Con un nuevo presidente por fin en ejercicio, los observadores confían en que Nigeria viva un periodo de calma. Pero en 2011 se celebrarán elecciones presidenciales. El origen sureño de Jonathan y los despidos más audaces que ha realizado se han cobrado un precio, y el Partido Democrático Popular, en el Gobierno, da muestras de división. Mientras se pelean por el botín político, el país puede venirse abajo. ¿Lo peor que podría ocurrir? Una nueva rebelión en el Delta del Níger, más violencia religiosa en el centro del país y –el resultado más improbable pero del que alguna vez se habla– un golpe militar. En cualquier caso, la vida del nigeriano normal y corriente está empeorando en lugar de mejorar. Tras años de salir del paso como puede, es posible que Nigeria pierda incluso esa opción.

 

Irán

En 2009, la República Islámica afrontó tal vez el mayor reto de su existencia desde que nació, en 1979. Entre enero y junio, el presidente Mahmud Ahmadineyad pasó de ser favorito presidencial indiscutible a candidato a la reelección muy controvertido. Surgió el primer movimiento auténtico de oposición en décadas, las luchas internas de poder sacudieron a la clase dirigente y se pusieron en tela de juicio los propios cimientos de la República Islámica. Y el caos posterior sigue vivo un año después.
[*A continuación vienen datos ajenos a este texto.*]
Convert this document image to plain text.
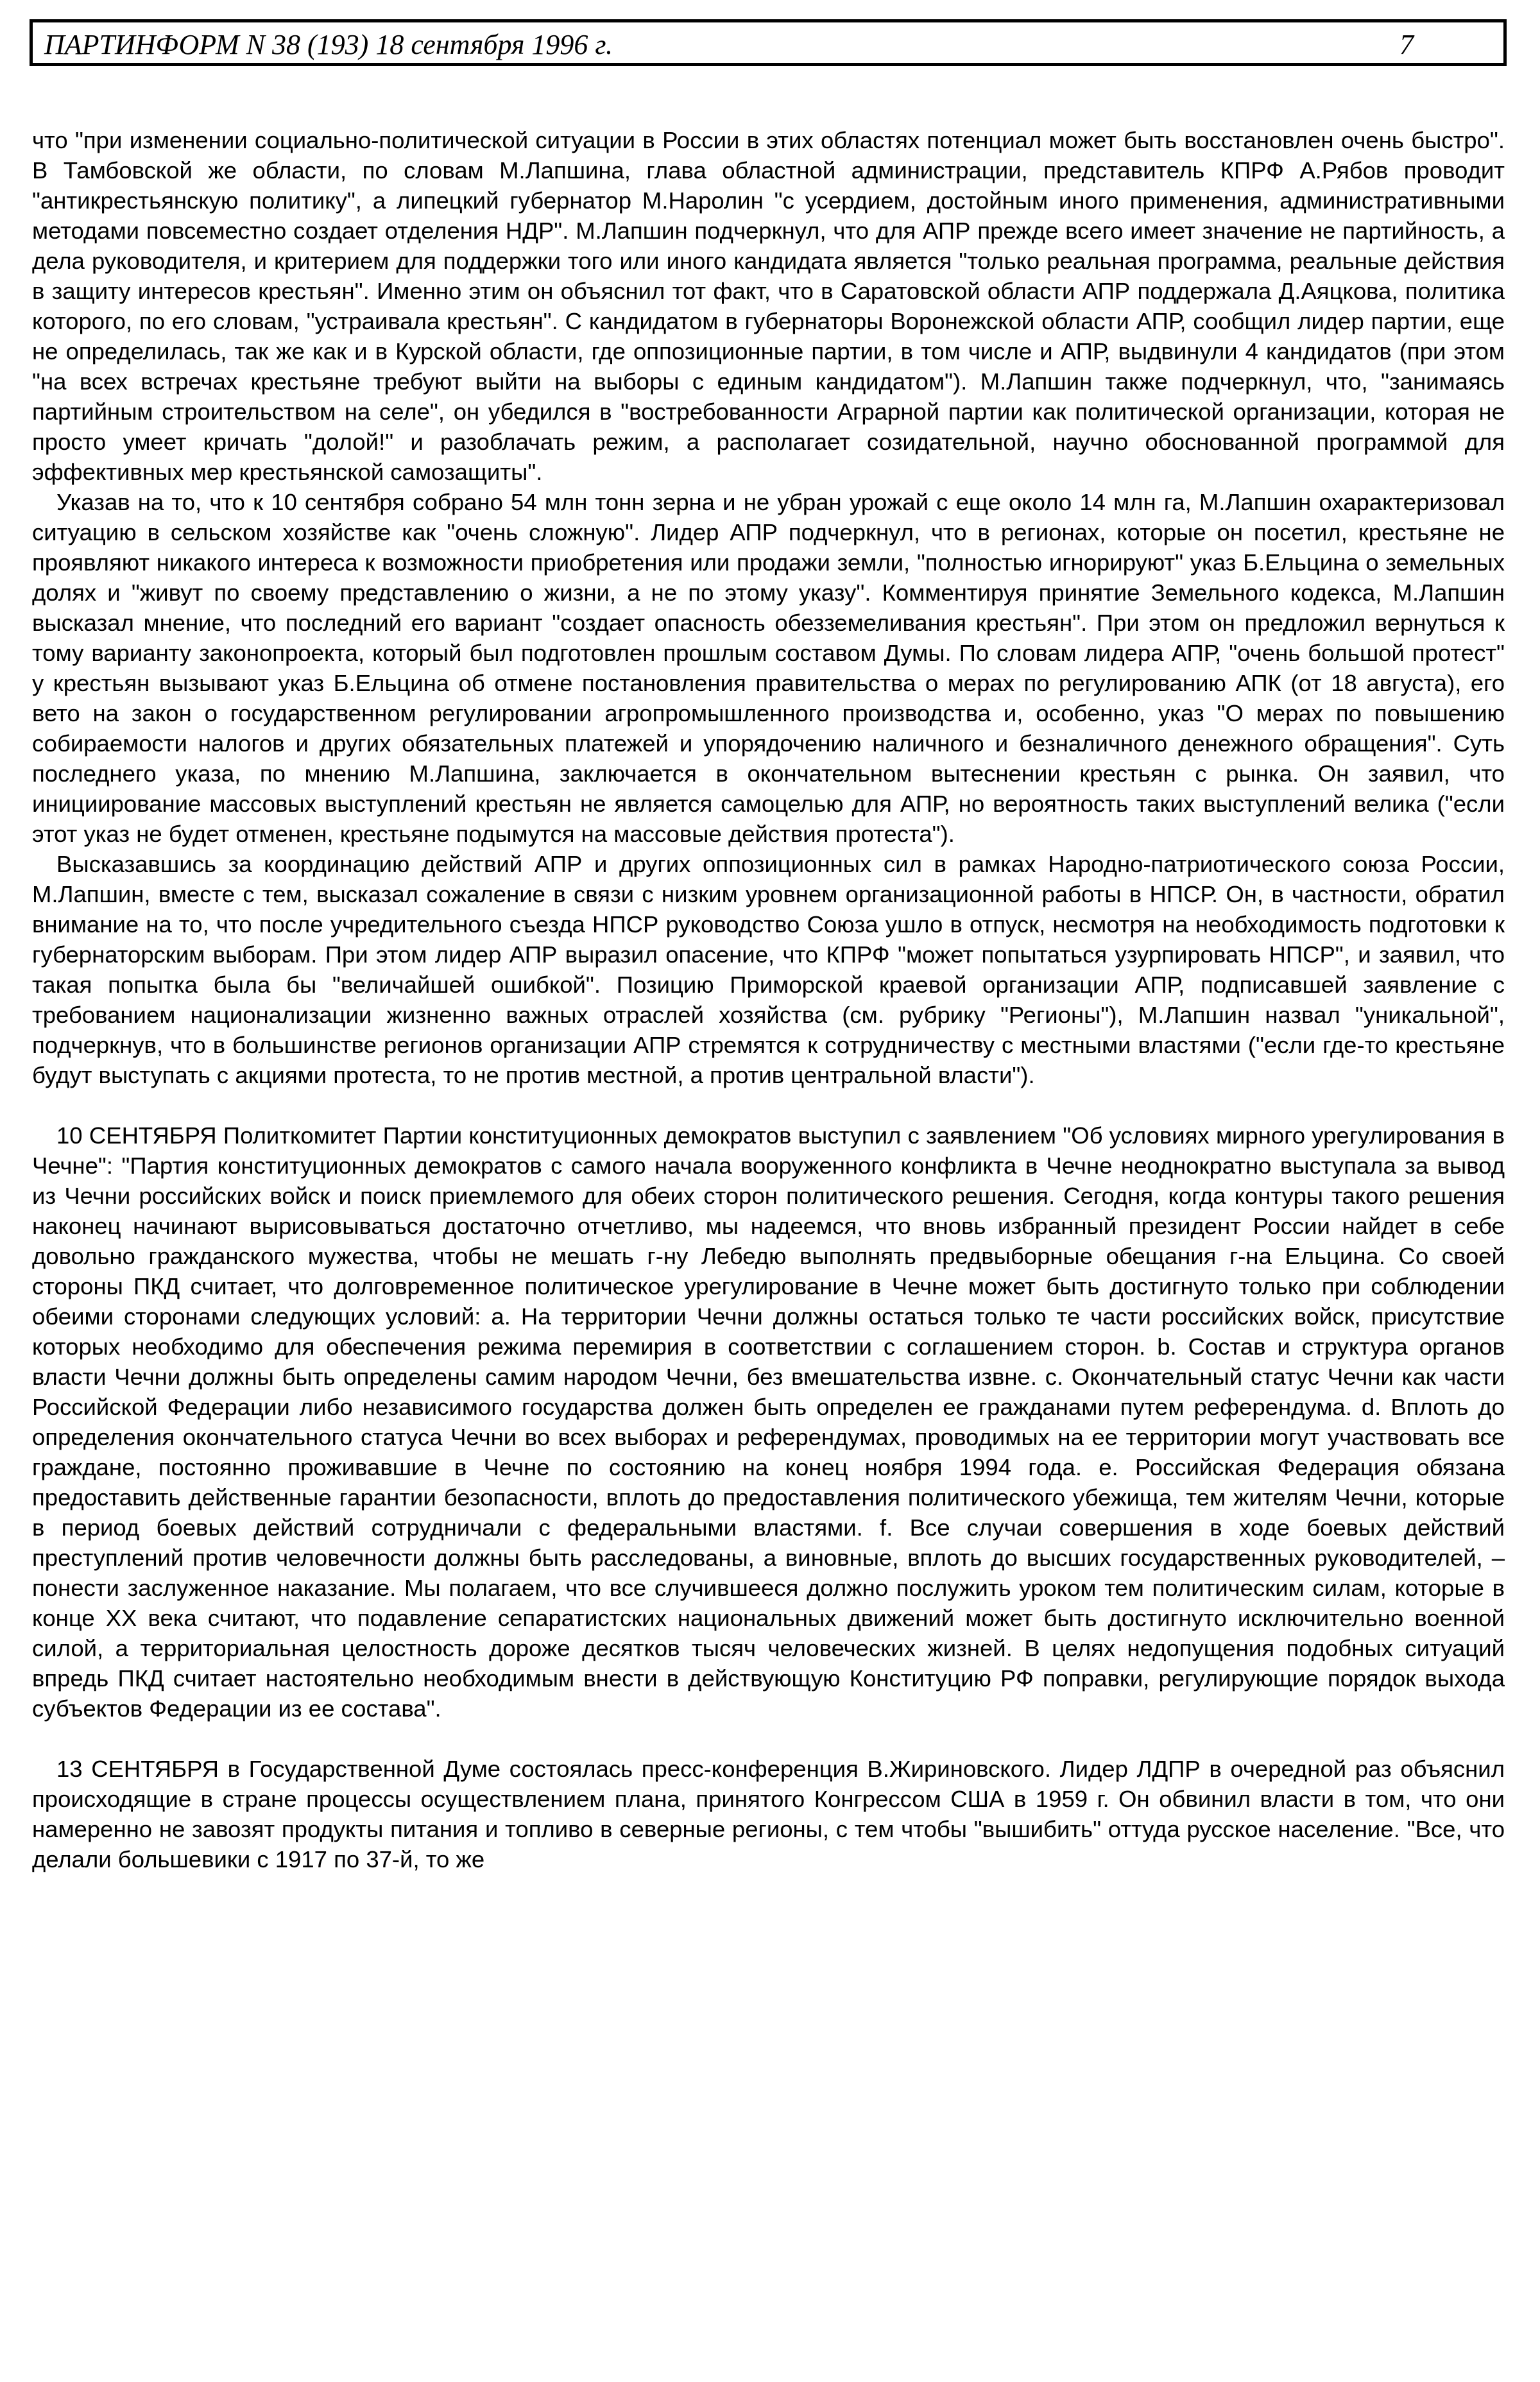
ПАРТИНФОРМ N 38 (193) 18 сентября 1996 г.	7

что "при изменении социально-политической ситуации в России в этих областях потенциал может быть восстановлен очень быстро". В Тамбовской же области, по словам М.Лапшина, глава областной администрации, представитель КПРФ А.Рябов проводит "антикрестьянскую политику", а липецкий губернатор М.Наролин "с усердием, достойным иного применения, административными методами повсеместно создает отделения НДР". М.Лапшин подчеркнул, что для АПР прежде всего имеет значение не партийность, а дела руководителя, и критерием для поддержки того или иного кандидата является "только реальная программа, реальные действия в защиту интересов крестьян". Именно этим он объяснил тот факт, что в Саратовской области АПР поддержала Д.Аяцкова, политика которого, по его словам, "устраивала крестьян". С кандидатом в губернаторы Воронежской области АПР, сообщил лидер партии, еще не определилась, так же как и в Курской области, где оппозиционные партии, в том числе и АПР, выдвинули 4 кандидатов (при этом "на всех встречах крестьяне требуют выйти на выборы с единым кандидатом"). М.Лапшин также подчеркнул, что, "занимаясь партийным строительством на селе", он убедился в "востребованности Аграрной партии как политической организации, которая не просто умеет кричать "долой!" и разоблачать режим, а располагает созидательной, научно обоснованной программой для эффективных мер крестьянской самозащиты".

Указав на то, что к 10 сентября собрано 54 млн тонн зерна и не убран урожай с еще около 14 млн га, М.Лапшин охарактеризовал ситуацию в сельском хозяйстве как "очень сложную". Лидер АПР подчеркнул, что в регионах, которые он посетил, крестьяне не проявляют никакого интереса к возможности приобретения или продажи земли, "полностью игнорируют" указ Б.Ельцина о земельных долях и "живут по своему представлению о жизни, а не по этому указу". Комментируя принятие Земельного кодекса, М.Лапшин высказал мнение, что последний его вариант "создает опасность обезземеливания крестьян". При этом он предложил вернуться к тому варианту законопроекта, который был подготовлен прошлым составом Думы. По словам лидера АПР, "очень большой протест" у крестьян вызывают указ Б.Ельцина об отмене постановления правительства о мерах по регулированию АПК (от 18 августа), его вето на закон о государственном регулировании агропромышленного производства и, особенно, указ "О мерах по повышению собираемости налогов и других обязательных платежей и упорядочению наличного и безналичного денежного обращения". Суть последнего указа, по мнению М.Лапшина, заключается в окончательном вытеснении крестьян с рынка. Он заявил, что инициирование массовых выступлений крестьян не является самоцелью для АПР, но вероятность таких выступлений велика ("если этот указ не будет отменен, крестьяне подымутся на массовые действия протеста").

Высказавшись за координацию действий АПР и других оппозиционных сил в рамках Народно-патриотического союза России, М.Лапшин, вместе с тем, высказал сожаление в связи с низким уровнем организационной работы в НПСР. Он, в частности, обратил внимание на то, что после учредительного съезда НПСР руководство Союза ушло в отпуск, несмотря на необходимость подготовки к губернаторским выборам. При этом лидер АПР выразил опасение, что КПРФ "может попытаться узурпировать НПСР", и заявил, что такая попытка была бы "величайшей ошибкой". Позицию Приморской краевой организации АПР, подписавшей заявление с требованием национализации жизненно важных отраслей хозяйства (см. рубрику "Регионы"), М.Лапшин назвал "уникальной", подчеркнув, что в большинстве регионов организации АПР стремятся к сотрудничеству с местными властями ("если где-то крестьяне будут выступать с акциями протеста, то не против местной, а против центральной власти").

10 СЕНТЯБРЯ Политкомитет Партии конституционных демократов выступил с заявлением "Об условиях мирного урегулирования в Чечне": "Партия конституционных демократов с самого начала вооруженного конфликта в Чечне неоднократно выступала за вывод из Чечни российских войск и поиск приемлемого для обеих сторон политического решения. Сегодня, когда контуры такого решения наконец начинают вырисовываться достаточно отчетливо, мы надеемся, что вновь избранный президент России найдет в себе довольно гражданского мужества, чтобы не мешать г-ну Лебедю выполнять предвыборные обещания г-на Ельцина. Со своей стороны ПКД считает, что долговременное политическое урегулирование в Чечне может быть достигнуто только при соблюдении обеими сторонами следующих условий: a. На территории Чечни должны остаться только те части российских войск, присутствие которых необходимо для обеспечения режима перемирия в соответствии с соглашением сторон. b. Состав и структура органов власти Чечни должны быть определены самим народом Чечни, без вмешательства извне. c. Окончательный статус Чечни как части Российской Федерации либо независимого государства должен быть определен ее гражданами путем референдума. d. Вплоть до определения окончательного статуса Чечни во всех выборах и референдумах, проводимых на ее территории могут участвовать все граждане, постоянно проживавшие в Чечне по состоянию на конец ноября 1994 года. e. Российская Федерация обязана предоставить действенные гарантии безопасности, вплоть до предоставления политического убежища, тем жителям Чечни, которые в период боевых действий сотрудничали с федеральными властями. f. Все случаи совершения в ходе боевых действий преступлений против человечности должны быть расследованы, а виновные, вплоть до высших государственных руководителей, – понести заслуженное наказание. Мы полагаем, что все случившееся должно послужить уроком тем политическим силам, которые в конце XX века считают, что подавление сепаратистских национальных движений может быть достигнуто исключительно военной силой, а территориальная целостность дороже десятков тысяч человеческих жизней. В целях недопущения подобных ситуаций впредь ПКД считает настоятельно необходимым внести в действующую Конституцию РФ поправки, регулирующие порядок выхода субъектов Федерации из ее состава".

13 СЕНТЯБРЯ в Государственной Думе состоялась пресс-конференция В.Жириновского. Лидер ЛДПР в очередной раз объяснил происходящие в стране процессы осуществлением плана, принятого Конгрессом США в 1959 г. Он обвинил власти в том, что они намеренно не завозят продукты питания и топливо в северные регионы, с тем чтобы "вышибить" оттуда русское население. "Все, что делали большевики с 1917 по 37-й, то же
Detrás del descontento público estaba no sólo el sentimiento generalizado de que se habían robado las elecciones, sino una decepción creciente por la mala administración del Gobierno. Podrían haber reinvertido el dinero extra obtenido del petróleo en 2007-2008, pero los beneficios se los quedó la clase dirigente. El resultado fue el estancamiento económico, un sistema bancario que amenaza con derrumbarse y el aumento del desempleo, cuando una gran masa juvenil está empezando a alcanzar la edad laboral. Va a hacer falta medio millón de nuevos puestos de trabajo cada año para absorber a los jóvenes iraníes.
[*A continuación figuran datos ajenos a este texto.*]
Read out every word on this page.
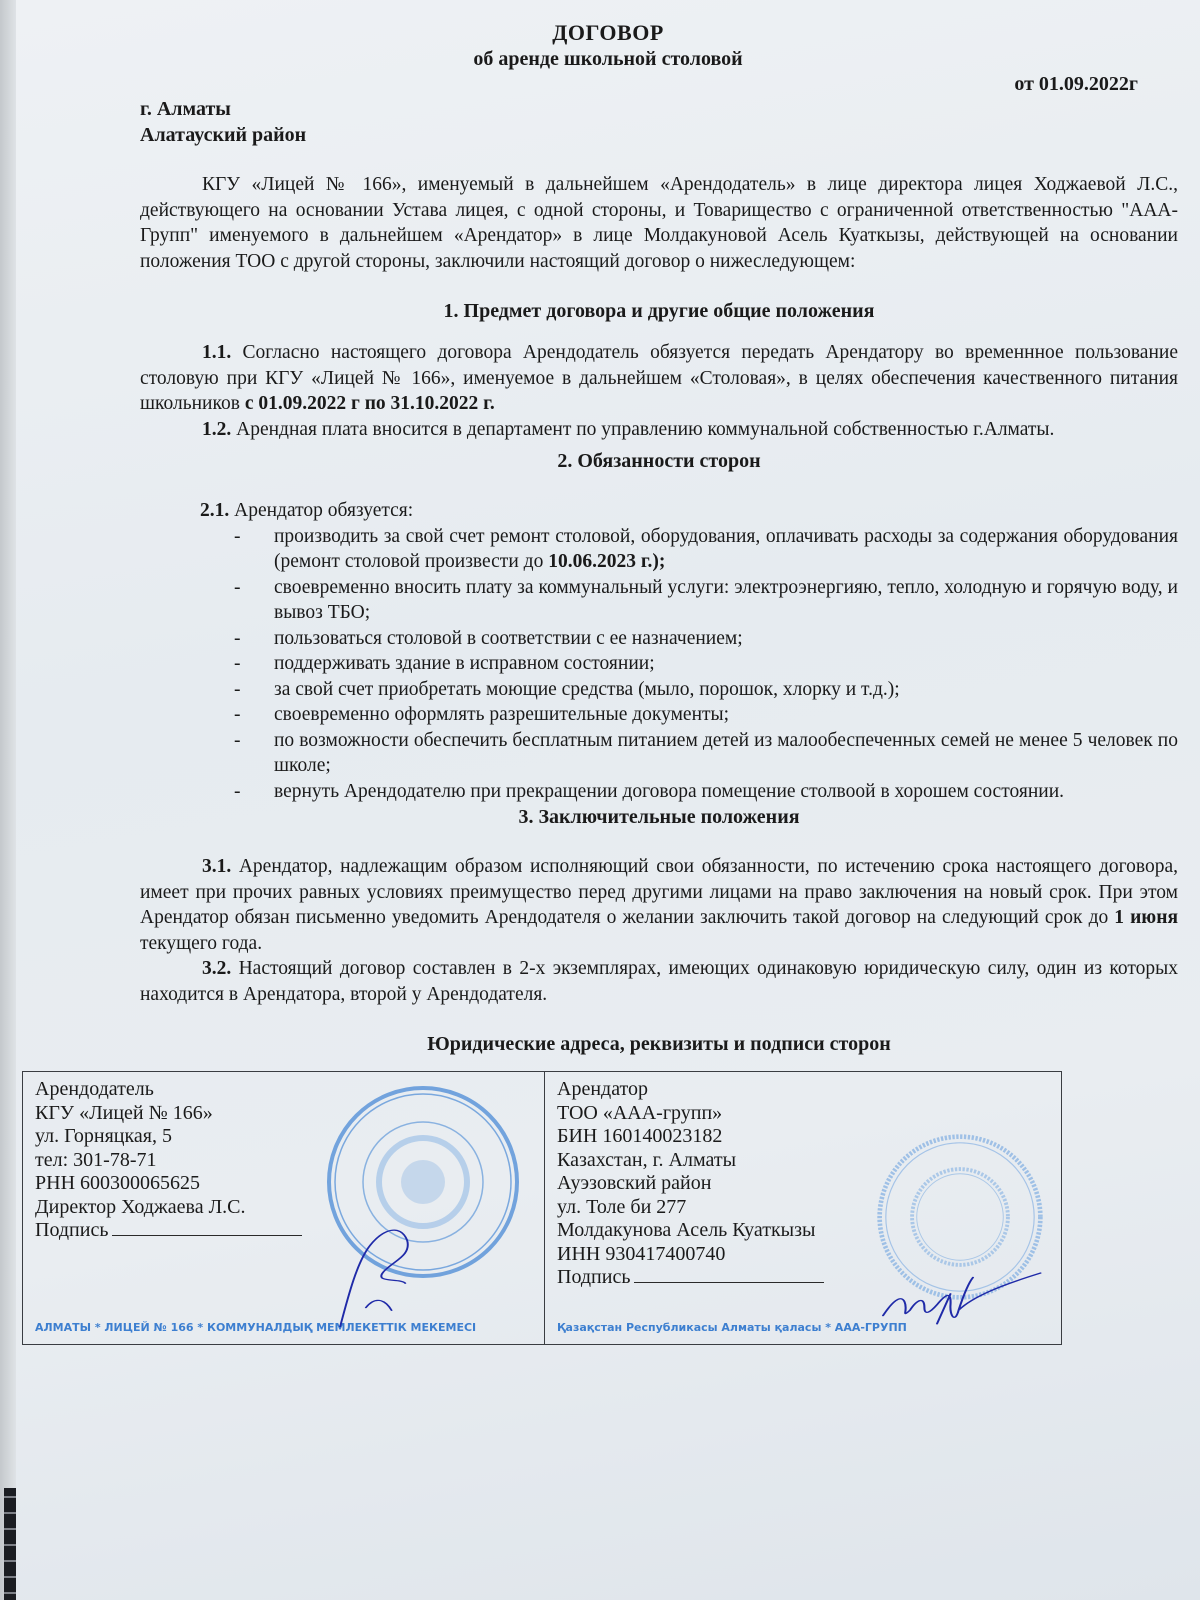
ДОГОВОР
об аренде школьной столовой
от 01.09.2022г
г. Алматы
Алатауский район

КГУ «Лицей № 166», именуемый в дальнейшем «Арендодатель» в лице директора лицея Ходжаевой Л.С., действующего на основании Устава лицея, с одной стороны, и Товарищество с ограниченной ответственностью "ААА-Групп" именуемого в дальнейшем «Арендатор» в лице Молдакуновой Асель Куаткызы, действующей на основании положения ТОО с другой стороны, заключили настоящий договор о нижеследующем:

1. Предмет договора и другие общие положения

1.1. Согласно настоящего договора Арендодатель обязуется передать Арендатору во временнное пользование столовую при КГУ «Лицей № 166», именуемое в дальнейшем «Столовая», в целях обеспечения качественного питания школьников с 01.09.2022 г по 31.10.2022 г.

1.2. Арендная плата вносится в департамент по управлению коммунальной собственностью г.Алматы.

2. Обязанности сторон
2.1. Арендатор обязуется:
- производить за свой счет ремонт столовой, оборудования, оплачивать расходы за содержания оборудования (ремонт столовой произвести до 10.06.2023 г.);
- своевременно вносить плату за коммунальный услуги: электроэнергияю, тепло, холодную и горячую воду, и вывоз ТБО;
- пользоваться столовой в соответствии с ее назначением;
- поддерживать здание в исправном состоянии;
- за свой счет приобретать моющие средства (мыло, порошок, хлорку и т.д.);
- своевременно оформлять разрешительные документы;
- по возможности обеспечить бесплатным питанием детей из малообеспеченных семей не менее 5 человек по школе;
- вернуть Арендодателю при прекращении договора помещение столвоой в хорошем состоянии.
3. Заключительные положения

3.1. Арендатор, надлежащим образом исполняющий свои обязанности, по истечению срока настоящего договора, имеет при прочих равных условиях преимущество перед другими лицами на право заключения на новый срок. При этом Арендатор обязан письменно уведомить Арендодателя о желании заключить такой договор на следующий срок до 1 июня текущего года.

3.2. Настоящий договор составлен в 2-х экземплярах, имеющих одинаковую юридическую силу, один из которых находится в Арендатора, второй у Арендодателя.

Юридические адреса, реквизиты и подписи сторон
АЛМАТЫ * ЛИЦЕЙ № 166 * КОММУНАЛДЫҚ МЕМЛЕКЕТТІК МЕКЕМЕСІ
Арендодатель
КГУ «Лицей № 166»
ул. Горняцкая, 5
тел: 301-78-71
РНН 600300065625
Директор Ходжаева Л.С.
Подпись
Қазақстан Республикасы Алматы қаласы * ААА-ГРУПП
Арендатор
ТОО «ААА-групп»
БИН 160140023182
Казахстан, г. Алматы
Ауэзовский район
ул. Толе би 277
Молдакунова Асель Куаткызы
ИНН 930417400740
Подпись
Esto ayuda a explicar en gran parte la sorprendente aparición del movimiento verde, que cuenta con muchos miembros del tercio de la población iraní que se concentra en las grandes ciudades (otro tercio vive en ciudades pequeñas y pueblos). Por el momento, las protestas se han apagado y el régimen parece dominar la situación. Pero la política iraní es conocida por su volatilidad, y los analistas dicen que los disturbios de 2009 tendrán efectos duraderos. Las elecciones han ayudado a legitimar el régimen islámico hasta ahora, pero ya no pueden seguir haciéndolo, afirma Robert Malley, analista del International Crisis Group. Aún más desestabilizador, advierte, es que “el líder supremo, en vez de mantenerse por encima de las disputas políticas, se haya convertido en un actor dentro de la lucha interna del régimen”.

Lo que ocurra a continuación dependerá de acontecimientos externos, como la fuerza y el alcance de las sanciones internacionales. No hay duda de que la economía iraní sufrirá. Pero quizás sean más importantes las repercusiones políticas si las sanciones obtienen el apoyo no sólo de Occidente sino también de China, Brasil y otros que hasta ahora han estado dispuestos a colaborar con Ahmadineyad.

Muchos confían en que ese momento signifique el cambio trascendental en Irán, el instante en el que una mayoría de la población deje de creerse el retrato que hace Ahmadineyad de su régimen. Pero la alternativa parece igual de probable: que el caos en la clase dirigente reprima aún más a los disidentes y a los defensores de la democracia. Las sanciones podrían incluso dar a Ahmadineyad una excusa, porque tendría un enemigo claro al que responsabilizar de las penurias económicas. Claro que Irán siempre puede volver a sorprender al mundo, una vez más.